Picture this same five-year-old without money, identification, or the ability to remember his last name.
Now consider that there is no Internet available to track down this five-year-old’s parents, no nightly news to post his little face on a television screen, and no one who notices him as he scavenges around the station for food.
Can you wrap your head around this scenario? Inconceivable, no?
In his gripping memoir, A Long Way Home, currently in theaters as the movie Lion, Saroo Brierly untangles the story of how this very thing happened to him in India in 1987. The tragic circumstances by which he comes to board a train in Burhanpur (located in the western part of India) and then travel 1,680 kilometers east to Kolkata by himself are nothing short of spellbinding.
In warm, spare language that immediately mesmerizes the reader, Brierly starts his almost mythic tale by describing his poverty-stricken childhood in his rural village. He shares memories of his mother, his three siblings, and how they struggle to get by. Brierly’s details are so vivid that I can feel the dust on my feet and the rumble of hunger in my stomach; I can hear the bleating of goats and the wail of Indian music from the town center. By the time his inadvertent train ride begins, Brierly has systematically set the stage for this most daunting and pivotal of moments.
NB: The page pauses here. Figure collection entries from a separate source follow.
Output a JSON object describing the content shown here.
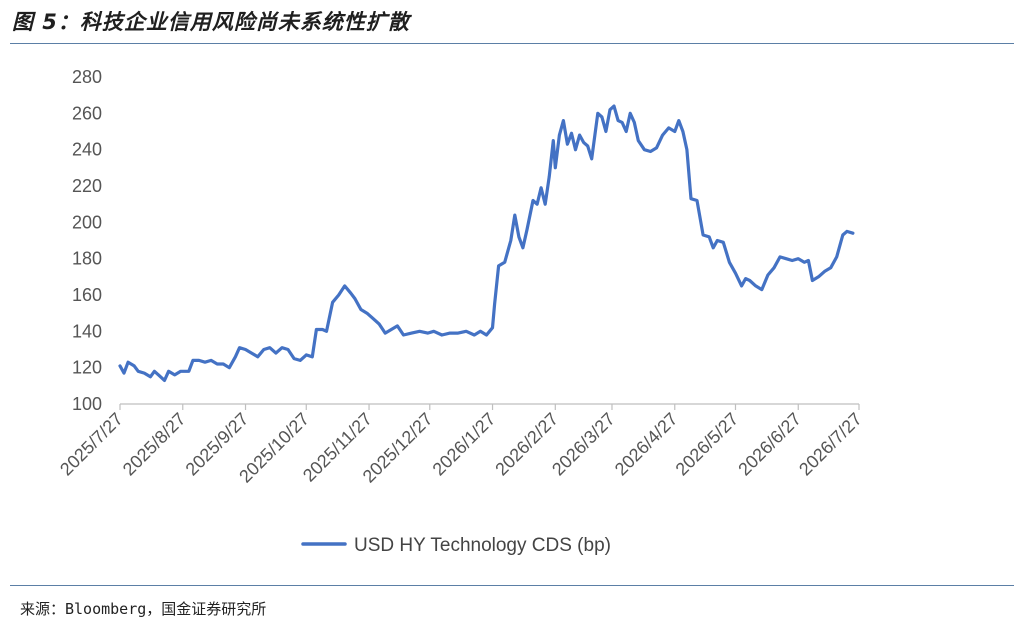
{
  "header": {
    "title": "图 5：科技企业信用风险尚未系统性扩散"
  },
  "footer": {
    "source": "来源：Bloomberg，国金证券研究所"
  },
  "colors": {
    "series": "#4472C4",
    "rule": "#5b7fa6",
    "axis": "#bfbfbf"
  },
  "chart_data": {
    "type": "line",
    "title": "",
    "xlabel": "",
    "ylabel": "",
    "ylim": [
      100,
      280
    ],
    "yticks": [
      100,
      120,
      140,
      160,
      180,
      200,
      220,
      240,
      260,
      280
    ],
    "xlim": [
      "2025/7/27",
      "2026/7/27"
    ],
    "xticks": [
      "2025/7/27",
      "2025/8/27",
      "2025/9/27",
      "2025/10/27",
      "2025/11/27",
      "2025/12/27",
      "2026/1/27",
      "2026/2/27",
      "2026/3/27",
      "2026/4/27",
      "2026/5/27",
      "2026/6/27",
      "2026/7/27"
    ],
    "grid": false,
    "legend": "bottom",
    "series": [
      {
        "name": "USD HY Technology CDS (bp)",
        "points": [
          [
            "2025-07-27",
            121
          ],
          [
            "2025-07-29",
            117
          ],
          [
            "2025-07-31",
            123
          ],
          [
            "2025-08-03",
            121
          ],
          [
            "2025-08-05",
            118
          ],
          [
            "2025-08-08",
            117
          ],
          [
            "2025-08-11",
            115
          ],
          [
            "2025-08-13",
            118
          ],
          [
            "2025-08-15",
            116
          ],
          [
            "2025-08-18",
            113
          ],
          [
            "2025-08-20",
            118
          ],
          [
            "2025-08-23",
            116
          ],
          [
            "2025-08-26",
            118
          ],
          [
            "2025-08-30",
            118
          ],
          [
            "2025-09-01",
            124
          ],
          [
            "2025-09-04",
            124
          ],
          [
            "2025-09-07",
            123
          ],
          [
            "2025-09-10",
            124
          ],
          [
            "2025-09-13",
            122
          ],
          [
            "2025-09-16",
            122
          ],
          [
            "2025-09-19",
            120
          ],
          [
            "2025-09-22",
            126
          ],
          [
            "2025-09-24",
            131
          ],
          [
            "2025-09-27",
            130
          ],
          [
            "2025-09-30",
            128
          ],
          [
            "2025-10-03",
            126
          ],
          [
            "2025-10-06",
            130
          ],
          [
            "2025-10-09",
            131
          ],
          [
            "2025-10-12",
            128
          ],
          [
            "2025-10-15",
            131
          ],
          [
            "2025-10-18",
            130
          ],
          [
            "2025-10-21",
            125
          ],
          [
            "2025-10-24",
            124
          ],
          [
            "2025-10-27",
            127
          ],
          [
            "2025-10-30",
            126
          ],
          [
            "2025-11-01",
            141
          ],
          [
            "2025-11-04",
            141
          ],
          [
            "2025-11-06",
            140
          ],
          [
            "2025-11-09",
            156
          ],
          [
            "2025-11-12",
            160
          ],
          [
            "2025-11-15",
            165
          ],
          [
            "2025-11-18",
            161
          ],
          [
            "2025-11-20",
            158
          ],
          [
            "2025-11-23",
            152
          ],
          [
            "2025-11-26",
            150
          ],
          [
            "2025-11-29",
            147
          ],
          [
            "2025-12-02",
            144
          ],
          [
            "2025-12-05",
            139
          ],
          [
            "2025-12-08",
            141
          ],
          [
            "2025-12-11",
            143
          ],
          [
            "2025-12-14",
            138
          ],
          [
            "2025-12-18",
            139
          ],
          [
            "2025-12-22",
            140
          ],
          [
            "2025-12-26",
            139
          ],
          [
            "2025-12-29",
            140
          ],
          [
            "2026-01-02",
            138
          ],
          [
            "2026-01-06",
            139
          ],
          [
            "2026-01-10",
            139
          ],
          [
            "2026-01-14",
            140
          ],
          [
            "2026-01-18",
            138
          ],
          [
            "2026-01-21",
            140
          ],
          [
            "2026-01-24",
            138
          ],
          [
            "2026-01-27",
            142
          ],
          [
            "2026-01-28",
            155
          ],
          [
            "2026-01-30",
            176
          ],
          [
            "2026-02-02",
            178
          ],
          [
            "2026-02-05",
            190
          ],
          [
            "2026-02-07",
            204
          ],
          [
            "2026-02-09",
            192
          ],
          [
            "2026-02-11",
            186
          ],
          [
            "2026-02-13",
            196
          ],
          [
            "2026-02-16",
            212
          ],
          [
            "2026-02-18",
            210
          ],
          [
            "2026-02-20",
            219
          ],
          [
            "2026-02-22",
            210
          ],
          [
            "2026-02-24",
            225
          ],
          [
            "2026-02-26",
            245
          ],
          [
            "2026-02-27",
            230
          ],
          [
            "2026-03-01",
            248
          ],
          [
            "2026-03-03",
            256
          ],
          [
            "2026-03-05",
            243
          ],
          [
            "2026-03-07",
            249
          ],
          [
            "2026-03-09",
            240
          ],
          [
            "2026-03-11",
            248
          ],
          [
            "2026-03-13",
            244
          ],
          [
            "2026-03-15",
            242
          ],
          [
            "2026-03-17",
            235
          ],
          [
            "2026-03-20",
            260
          ],
          [
            "2026-03-22",
            258
          ],
          [
            "2026-03-24",
            250
          ],
          [
            "2026-03-26",
            262
          ],
          [
            "2026-03-28",
            264
          ],
          [
            "2026-03-30",
            256
          ],
          [
            "2026-04-01",
            255
          ],
          [
            "2026-04-03",
            250
          ],
          [
            "2026-04-05",
            260
          ],
          [
            "2026-04-07",
            255
          ],
          [
            "2026-04-09",
            245
          ],
          [
            "2026-04-12",
            240
          ],
          [
            "2026-04-15",
            239
          ],
          [
            "2026-04-18",
            241
          ],
          [
            "2026-04-21",
            248
          ],
          [
            "2026-04-24",
            252
          ],
          [
            "2026-04-27",
            250
          ],
          [
            "2026-04-29",
            256
          ],
          [
            "2026-05-01",
            250
          ],
          [
            "2026-05-03",
            240
          ],
          [
            "2026-05-05",
            213
          ],
          [
            "2026-05-08",
            212
          ],
          [
            "2026-05-11",
            193
          ],
          [
            "2026-05-14",
            192
          ],
          [
            "2026-05-16",
            186
          ],
          [
            "2026-05-18",
            190
          ],
          [
            "2026-05-21",
            189
          ],
          [
            "2026-05-24",
            178
          ],
          [
            "2026-05-27",
            172
          ],
          [
            "2026-05-30",
            165
          ],
          [
            "2026-06-01",
            169
          ],
          [
            "2026-06-03",
            168
          ],
          [
            "2026-06-06",
            165
          ],
          [
            "2026-06-09",
            163
          ],
          [
            "2026-06-12",
            171
          ],
          [
            "2026-06-15",
            175
          ],
          [
            "2026-06-18",
            181
          ],
          [
            "2026-06-21",
            180
          ],
          [
            "2026-06-24",
            179
          ],
          [
            "2026-06-27",
            180
          ],
          [
            "2026-06-30",
            178
          ],
          [
            "2026-07-02",
            179
          ],
          [
            "2026-07-04",
            168
          ],
          [
            "2026-07-07",
            170
          ],
          [
            "2026-07-10",
            173
          ],
          [
            "2026-07-13",
            175
          ],
          [
            "2026-07-16",
            181
          ],
          [
            "2026-07-19",
            193
          ],
          [
            "2026-07-21",
            195
          ],
          [
            "2026-07-24",
            194
          ]
        ]
      }
    ]
  }
}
I’m not giving anything away by saying that after arriving in Kolkata, Brierly cannot find his way home. As he wanders the streets, the potential for danger is harrowing: “No one knows how many Indian children have been trafficked into the sex trade or slavery, or even for organs, but all these trades are thriving, with too few officials and too many kids.” He is ultimately adopted by an Australian couple and taken to a new house in a new country, far away.
Fortunately for Brierly, the second half of his memoir doesn’t have the grit and Dickensian feel of the first, but he does a formidable job of conveying how it feels to be dropped into a life that you didn’t necessarily ask for. Make no mistake: his life is a good one, and he is grateful for everything his adoptive parents do for him. In fact, he writes with remarkable tenderness about his mother and father, who help nurture him into a young man who is clearly articulate, gracious and bright.
Yet it comes as no surprise when Brierly decides in his 20s that he wants to find out where he came from. What is surprising is the boundless determination and creativity he employs to piece together his fragile history. You will find yourself rooting for him every step—and flight and train ride—of the way.
Upon closing the cover of this stunning book, I am left with Brierly’s quiet sense of courage and restraint, along with his complete lack of anger and bitterness. “I’ve experienced so many coincidences that I’ve just learned to accept them—even to be grateful for them,” he writes.
To say that Brierly is an inspiration doesn’t come close to conveying what an extraordinary human being he is. And yet, I suppose he’s just like the rest of us, simply wanting to fill in the mysterious holes of his life. Not only does he accomplish this, but he gives the world a beautiful gift in the process. Thank you, Saroo, for sharing your long way home.